Term does not have an effect on  relationship of APR and loan amount

In [None]:
# Prosper Rating effect on relationship of APR and loan amount
g=sb.FacetGrid(data=loan_data_cols, aspect=1.2, height=5, col='ProsperRating (Alpha)', col_wrap=4)
g.map(sb.regplot, 'LoanOriginalAmount', 'BorrowerAPR', x_jitter=0.04, scatter_kws={'alpha':0.2});
g.add_legend();

Prosper Rating  have effect on  relationship of LoanOriginalAmount and BorrowerAPR
For borrowers with ratting AA, loan original amount increase as borrowerAPR increases

In [None]:
# Term effect on relationship of APR and loan amount
g=sb.FacetGrid(data=loan_data_cols, aspect=1.2, height=5, col='Term', col_wrap=4)
g.map(sb.regplot, 'LoanOriginalAmount', 'BorrowerAPR', x_jitter=0.04, scatter_kws={'alpha':0.1});
g.add_legend();

### Talk about some of the relationships you observed in this part of the investigation. Were there features that strengthened each other in terms of looking at your feature(s) of interest?

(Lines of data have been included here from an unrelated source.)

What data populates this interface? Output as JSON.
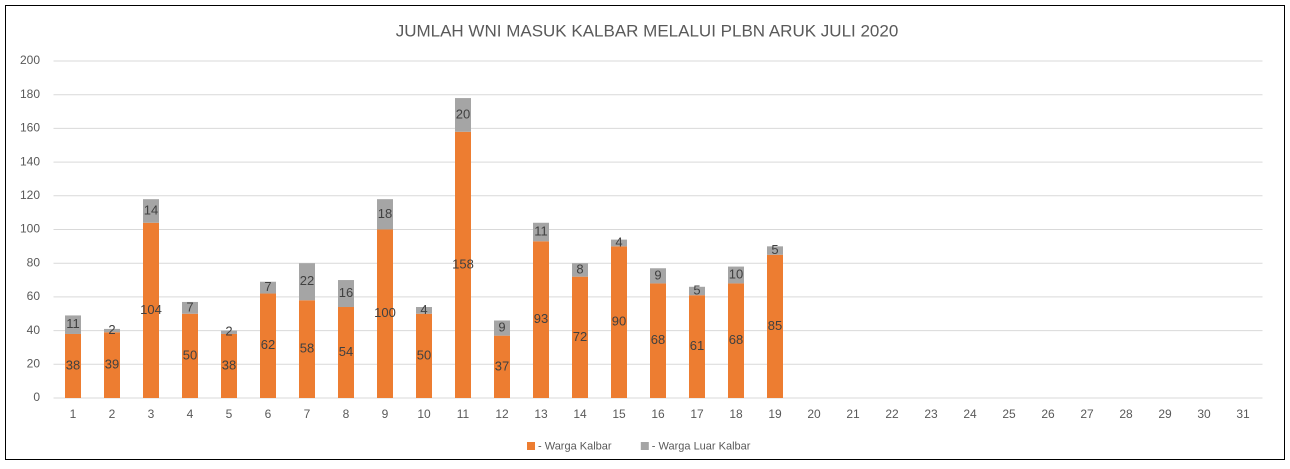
{
  "chart_data": {
    "type": "stacked_bar",
    "title": "JUMLAH WNI MASUK  KALBAR MELALUI PLBN ARUK JULI 2020",
    "categories": [
      "1",
      "2",
      "3",
      "4",
      "5",
      "6",
      "7",
      "8",
      "9",
      "10",
      "11",
      "12",
      "13",
      "14",
      "15",
      "16",
      "17",
      "18",
      "19",
      "20",
      "21",
      "22",
      "23",
      "24",
      "25",
      "26",
      "27",
      "28",
      "29",
      "30",
      "31"
    ],
    "series": [
      {
        "name": "- Warga Kalbar",
        "color": "#ed7d31",
        "values": [
          38,
          39,
          104,
          50,
          38,
          62,
          58,
          54,
          100,
          50,
          158,
          37,
          93,
          72,
          90,
          68,
          61,
          68,
          85,
          null,
          null,
          null,
          null,
          null,
          null,
          null,
          null,
          null,
          null,
          null,
          null
        ]
      },
      {
        "name": "- Warga Luar Kalbar",
        "color": "#a5a5a5",
        "values": [
          11,
          2,
          14,
          7,
          2,
          7,
          22,
          16,
          18,
          4,
          20,
          9,
          11,
          8,
          4,
          9,
          5,
          10,
          5,
          null,
          null,
          null,
          null,
          null,
          null,
          null,
          null,
          null,
          null,
          null,
          null
        ]
      }
    ],
    "ylim": [
      0,
      200
    ],
    "yticks": [
      0,
      20,
      40,
      60,
      80,
      100,
      120,
      140,
      160,
      180,
      200
    ],
    "grid": true,
    "legend": "bottom"
  }
}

>  The multivariate exploration showed that the relationship between borrower APR and loan amount turns from negative to slightly positive when the Prosper ratings increased from HR to AA. 

>For the rating and term effects on loans,it shows that with better Prosper rating, the loan amount of all three terms increases, the increase amplitude of loan amount between terms also becomes larger.

### Were there any interesting or surprising interactions between features?

> The borrower APR and loan amount is negatively correlated when the Prosper ratings are from HR to B, but the correlation is turned to be positive when the ratings are A and AA. Another interesting thing is that the borrower APR decrease with the increase of borrow term for people with HR-C raings. But for people with B-AA ratings, the APR increase with the borrow term.